Thursday, September 6, 2012

Group of Eritreans trapped between borders, Israel adopts new, harsher policy towards refugees

African refugees sit on the ground behind a border fence after they attempted to cross illegally from Egypt into Israel as Israeli soldiers stand guard near the border with Egypt, in southern Israel, Tuesday, Sept. 4, 2012. Israel is staunching the flow of African migrants who have poured into the Jewish state by the tens of thousands, rapidly building a border fence and implementing a new policy of detaining Africans upon arrival. Israel’s army says over the past few days, a group of African migrants has waited on the Egyptian side of the fence. Israeli soldiers are providing the group with water, but not allowing them into Israel.(AP Photo/Ariel Schalit)
Israel  has apparently decided to take an even harsher line against refugees that try to enter the country from the south. About a week ago it  stopped a group of 21 Eritrean refugees from entering and consequently the group, including two women and a teenager, according to activists and an AP photographer who was at the site Tuesday, are trapped between the two borders. As can be seen on the picture taken by AP, they are sitting beside Israel's new border fence, shaded by blue-striped plastic they hoisted above themselves. 
Israel's military has since sealed off the area. A spokesman said soldiers were giving the group water and food. But the site +972 reported that the soldiers initially only gave the Eritreans a little water and that it took six days before some food was also distributed.
The envoy for the UN High Commissioner for Refugees in Israel has called on Israel to grant immediate entry to a group.
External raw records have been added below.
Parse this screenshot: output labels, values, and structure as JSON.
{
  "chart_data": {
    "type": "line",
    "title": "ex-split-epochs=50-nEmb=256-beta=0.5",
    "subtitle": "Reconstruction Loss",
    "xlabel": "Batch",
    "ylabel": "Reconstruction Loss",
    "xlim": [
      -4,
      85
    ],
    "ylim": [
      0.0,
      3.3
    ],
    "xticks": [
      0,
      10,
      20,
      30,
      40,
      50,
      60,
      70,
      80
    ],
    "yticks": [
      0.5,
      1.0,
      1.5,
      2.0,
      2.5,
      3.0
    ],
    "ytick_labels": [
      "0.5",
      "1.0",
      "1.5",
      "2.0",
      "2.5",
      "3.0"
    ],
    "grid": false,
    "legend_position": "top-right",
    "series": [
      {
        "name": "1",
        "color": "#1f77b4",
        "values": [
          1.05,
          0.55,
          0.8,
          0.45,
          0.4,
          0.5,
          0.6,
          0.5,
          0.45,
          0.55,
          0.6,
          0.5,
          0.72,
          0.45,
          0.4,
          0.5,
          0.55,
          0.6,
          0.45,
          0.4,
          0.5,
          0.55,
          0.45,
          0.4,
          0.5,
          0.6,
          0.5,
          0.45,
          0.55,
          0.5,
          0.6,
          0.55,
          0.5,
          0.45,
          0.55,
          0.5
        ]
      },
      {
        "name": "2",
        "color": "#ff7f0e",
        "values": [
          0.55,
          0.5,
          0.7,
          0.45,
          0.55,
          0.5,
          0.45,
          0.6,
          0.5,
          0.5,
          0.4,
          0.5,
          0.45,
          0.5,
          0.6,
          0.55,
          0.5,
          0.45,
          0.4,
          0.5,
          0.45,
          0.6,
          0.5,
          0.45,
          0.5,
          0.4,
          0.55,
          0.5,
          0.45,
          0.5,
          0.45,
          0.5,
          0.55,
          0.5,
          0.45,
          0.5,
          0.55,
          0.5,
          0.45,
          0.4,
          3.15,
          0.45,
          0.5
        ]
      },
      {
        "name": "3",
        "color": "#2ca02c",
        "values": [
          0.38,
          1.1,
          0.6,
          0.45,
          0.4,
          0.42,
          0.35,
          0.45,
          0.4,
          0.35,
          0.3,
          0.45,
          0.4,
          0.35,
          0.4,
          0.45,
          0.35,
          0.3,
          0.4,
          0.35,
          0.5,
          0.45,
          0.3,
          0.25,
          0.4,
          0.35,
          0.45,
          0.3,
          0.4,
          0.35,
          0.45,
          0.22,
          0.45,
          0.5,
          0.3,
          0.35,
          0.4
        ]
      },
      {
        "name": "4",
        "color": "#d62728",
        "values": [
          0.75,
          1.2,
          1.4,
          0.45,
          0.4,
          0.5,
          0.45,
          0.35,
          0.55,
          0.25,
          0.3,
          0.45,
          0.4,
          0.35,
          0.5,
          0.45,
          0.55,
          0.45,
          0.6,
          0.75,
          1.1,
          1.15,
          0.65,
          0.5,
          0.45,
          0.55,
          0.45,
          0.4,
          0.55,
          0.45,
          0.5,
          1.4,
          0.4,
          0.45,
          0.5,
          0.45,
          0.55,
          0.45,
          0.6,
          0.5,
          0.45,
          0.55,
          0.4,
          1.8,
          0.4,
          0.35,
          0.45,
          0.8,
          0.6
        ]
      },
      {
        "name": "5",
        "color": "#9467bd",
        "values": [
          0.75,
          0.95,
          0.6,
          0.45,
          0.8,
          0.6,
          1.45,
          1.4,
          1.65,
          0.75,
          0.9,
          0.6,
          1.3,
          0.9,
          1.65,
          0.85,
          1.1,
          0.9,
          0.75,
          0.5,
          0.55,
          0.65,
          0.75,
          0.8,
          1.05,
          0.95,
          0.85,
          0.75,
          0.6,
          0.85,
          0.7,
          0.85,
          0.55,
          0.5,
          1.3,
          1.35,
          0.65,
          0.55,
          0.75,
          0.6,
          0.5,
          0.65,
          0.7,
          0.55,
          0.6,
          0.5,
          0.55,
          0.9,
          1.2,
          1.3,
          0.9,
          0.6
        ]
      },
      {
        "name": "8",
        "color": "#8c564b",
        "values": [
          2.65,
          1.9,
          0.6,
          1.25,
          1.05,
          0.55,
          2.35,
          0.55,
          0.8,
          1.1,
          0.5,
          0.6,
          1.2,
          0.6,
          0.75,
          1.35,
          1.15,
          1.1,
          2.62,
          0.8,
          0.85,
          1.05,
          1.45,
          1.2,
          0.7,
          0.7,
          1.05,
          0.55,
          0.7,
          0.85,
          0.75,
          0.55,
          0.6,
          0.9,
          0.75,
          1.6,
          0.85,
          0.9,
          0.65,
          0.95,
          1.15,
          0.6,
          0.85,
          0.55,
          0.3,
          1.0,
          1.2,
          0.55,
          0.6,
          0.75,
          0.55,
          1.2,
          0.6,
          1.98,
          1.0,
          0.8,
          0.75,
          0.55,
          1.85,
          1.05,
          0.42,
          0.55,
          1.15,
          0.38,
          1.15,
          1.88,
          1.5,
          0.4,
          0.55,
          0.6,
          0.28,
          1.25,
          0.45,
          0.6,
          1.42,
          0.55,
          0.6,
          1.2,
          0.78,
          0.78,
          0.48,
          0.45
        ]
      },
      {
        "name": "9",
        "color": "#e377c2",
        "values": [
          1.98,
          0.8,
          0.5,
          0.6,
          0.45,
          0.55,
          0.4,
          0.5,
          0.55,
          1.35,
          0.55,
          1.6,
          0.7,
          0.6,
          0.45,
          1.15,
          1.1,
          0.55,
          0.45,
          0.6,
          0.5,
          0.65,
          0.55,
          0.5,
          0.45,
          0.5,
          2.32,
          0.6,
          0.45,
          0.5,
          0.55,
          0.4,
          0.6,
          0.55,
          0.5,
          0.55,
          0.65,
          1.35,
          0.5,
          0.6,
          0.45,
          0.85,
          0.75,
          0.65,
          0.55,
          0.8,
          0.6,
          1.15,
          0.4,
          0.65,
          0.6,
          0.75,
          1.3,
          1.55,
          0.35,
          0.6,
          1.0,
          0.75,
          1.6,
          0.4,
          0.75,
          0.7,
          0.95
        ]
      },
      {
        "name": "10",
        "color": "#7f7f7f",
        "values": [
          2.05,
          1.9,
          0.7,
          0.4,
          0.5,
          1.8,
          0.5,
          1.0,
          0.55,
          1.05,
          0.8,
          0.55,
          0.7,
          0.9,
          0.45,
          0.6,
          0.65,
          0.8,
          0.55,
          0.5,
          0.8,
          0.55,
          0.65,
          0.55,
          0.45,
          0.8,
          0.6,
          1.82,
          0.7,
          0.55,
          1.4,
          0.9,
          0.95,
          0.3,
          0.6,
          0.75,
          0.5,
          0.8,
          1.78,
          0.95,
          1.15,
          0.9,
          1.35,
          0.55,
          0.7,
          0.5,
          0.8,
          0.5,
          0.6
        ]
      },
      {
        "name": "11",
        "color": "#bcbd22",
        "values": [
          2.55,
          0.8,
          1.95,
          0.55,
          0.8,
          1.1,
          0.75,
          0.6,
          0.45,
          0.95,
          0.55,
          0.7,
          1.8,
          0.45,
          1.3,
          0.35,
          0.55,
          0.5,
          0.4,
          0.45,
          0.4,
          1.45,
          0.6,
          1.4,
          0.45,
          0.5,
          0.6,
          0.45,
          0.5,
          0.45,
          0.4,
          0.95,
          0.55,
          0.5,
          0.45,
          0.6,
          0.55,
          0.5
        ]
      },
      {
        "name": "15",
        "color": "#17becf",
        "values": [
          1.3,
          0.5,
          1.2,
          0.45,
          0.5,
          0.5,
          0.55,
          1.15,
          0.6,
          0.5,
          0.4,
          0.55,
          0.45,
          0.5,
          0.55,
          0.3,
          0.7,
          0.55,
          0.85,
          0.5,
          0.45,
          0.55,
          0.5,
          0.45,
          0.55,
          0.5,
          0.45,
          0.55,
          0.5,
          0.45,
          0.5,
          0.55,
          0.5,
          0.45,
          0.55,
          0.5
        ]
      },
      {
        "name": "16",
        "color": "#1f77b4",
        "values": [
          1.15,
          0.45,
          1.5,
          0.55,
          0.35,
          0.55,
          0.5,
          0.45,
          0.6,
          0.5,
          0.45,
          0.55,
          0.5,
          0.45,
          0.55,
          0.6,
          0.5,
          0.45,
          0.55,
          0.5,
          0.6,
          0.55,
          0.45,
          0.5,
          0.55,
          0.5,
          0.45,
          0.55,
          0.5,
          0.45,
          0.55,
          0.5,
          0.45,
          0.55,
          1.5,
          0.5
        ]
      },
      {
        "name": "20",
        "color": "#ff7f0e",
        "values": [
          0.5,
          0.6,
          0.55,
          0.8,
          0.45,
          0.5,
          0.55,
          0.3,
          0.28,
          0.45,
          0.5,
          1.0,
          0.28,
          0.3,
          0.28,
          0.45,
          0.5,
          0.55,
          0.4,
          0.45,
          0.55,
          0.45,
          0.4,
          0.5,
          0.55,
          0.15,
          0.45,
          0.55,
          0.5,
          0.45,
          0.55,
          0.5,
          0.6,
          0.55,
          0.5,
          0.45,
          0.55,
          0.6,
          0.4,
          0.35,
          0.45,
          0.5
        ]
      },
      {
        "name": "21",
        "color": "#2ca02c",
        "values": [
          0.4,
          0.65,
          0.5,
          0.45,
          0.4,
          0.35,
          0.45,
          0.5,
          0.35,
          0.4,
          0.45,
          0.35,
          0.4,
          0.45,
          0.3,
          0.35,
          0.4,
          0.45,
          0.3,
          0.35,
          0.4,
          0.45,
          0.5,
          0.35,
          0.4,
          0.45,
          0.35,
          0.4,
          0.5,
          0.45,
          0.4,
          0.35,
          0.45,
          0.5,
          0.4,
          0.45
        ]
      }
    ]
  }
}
In an interview to Haaretz last night William Tall called on Israel to "step up to its responsibilities," saying that it could not "simply shut the door" and must allow them in and process their claims for asylum.
However, Israeli Interior Minister Eli Yishai has said that the Eritreans will not be allowed in, because that would encourage more African migrants to make the trip. "If there were no fence there, and we were not determined (to stop the influx of migrants), then that number would become 1 million people," he said.
Israel has almost completed a barrier along 200 kilometers (125 miles) of its border with Egypt to block African migrants and militants from the Sinai. It is also in the process of expanding the capacity of detention centers to ensure that those entering are immediately held. Most of the Africans are from Sudan and Eritrea. Under international law, Israel cannot return people to those two countries because of their poor human rights records. Many of the Sudanese ad Eritreans have settled in Tel Aviv.